Former Israeli Prime Minister Ehud Olmert has accused the current incumbent Benjamin Netanyahu of exaggerating the Iranian nuclear threat, called for a two-state solution with the Palestinians and predicted the fall of Syria’s Bashar al-Assad. Speaking at the annual Jerusalem Post conference held in New York on Sunday, Olmert said that the Iranian nuclear programme has not been making progress in years and the extent of the threat has been exaggerated.
However, Barack Obama’s claim during his visit to Israel last month that he will not allow Iran to have nuclear weapons, said Olmert, means that the US is doing its best not to see Iran with nuclear capabilities. He called on the government in Tehran to take that seriously.

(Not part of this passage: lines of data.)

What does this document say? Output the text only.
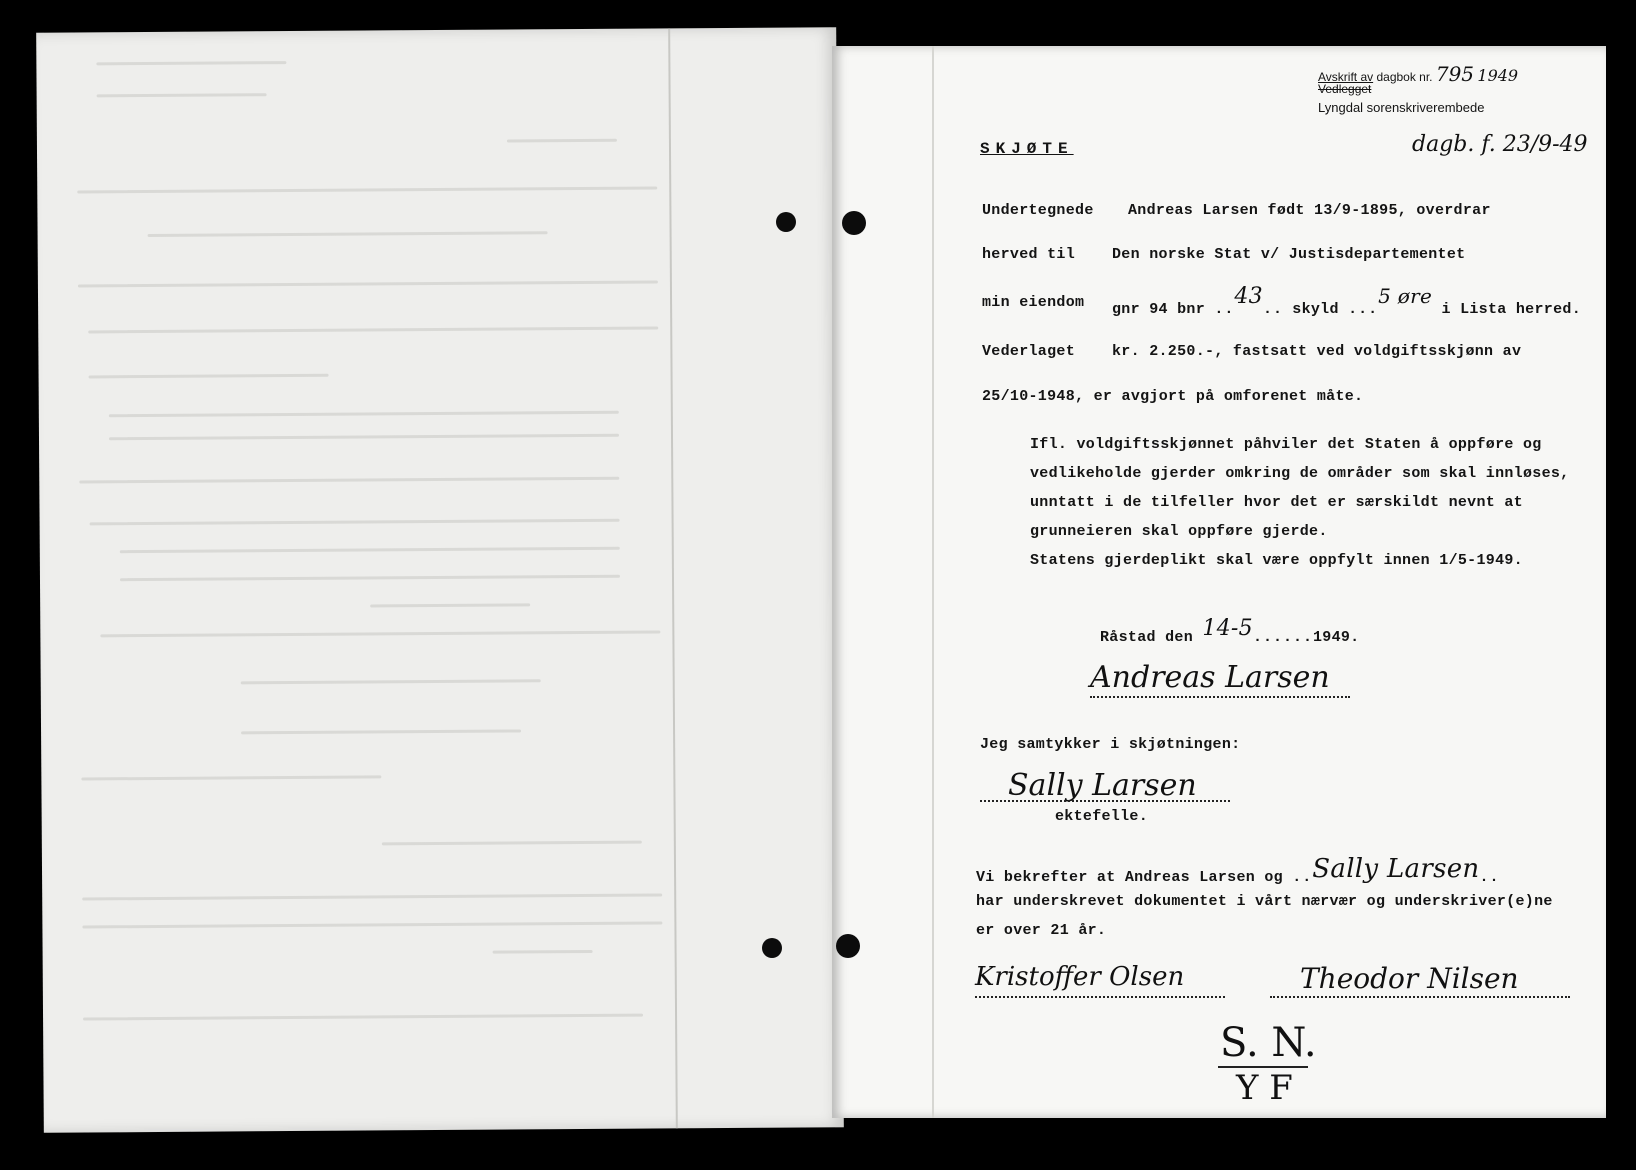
Avskrift av dagbok nr. 795 1949
Vedlegget
Lyngdal sorenskriverembede
dagb. f. 23/9-49
SKJØTE
Undertegnede Andreas Larsen født 13/9-1895, overdrar
herved til Den norske Stat v/ Justisdepartementet
min eiendom gnr 94 bnr ..43.. skyld ...5 øre i Lista herred.
Vederlaget kr. 2.250.-, fastsatt ved voldgiftsskjønn av
25/10-1948, er avgjort på omforenet måte.
Ifl. voldgiftsskjønnet påhviler det Staten å oppføre og
vedlikeholde gjerder omkring de områder som skal innløses,
unntatt i de tilfeller hvor det er særskildt nevnt at
grunneieren skal oppføre gjerde.
Statens gjerdeplikt skal være oppfylt innen 1/5-1949.
Råstad den 14-5......1949.
Andreas Larsen
Jeg samtykker i skjøtningen:
Sally Larsen
ektefelle.
Vi bekrefter at Andreas Larsen og ..Sally Larsen..
har underskrevet dokumentet i vårt nærvær og underskriver(e)ne
er over 21 år.
Kristoffer Olsen	Theodor Nilsen
S. N.
Y F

The former PM warned Netanyahu about international isolation, “not because the international community is anti-Semitic, but because it can no longer accept Israel’s occupation of the Palestinian lands occupied in 1967”. He demanded that the Israeli government should deal with US leaders wisely and avoid making comments which frustrate them.
Calling for the implementation of the two-state solution Olmert stressed that failure to reach such a solution will have a disastrous impact on Israel. The current strategic situation of Israel, he noted, is the best it has been in recent years and he does not expect Israel to have to go to war for the next ten years as a number of Arab states have changed their attitude towards Israel in their effort to avoid action which might cost millions of lives.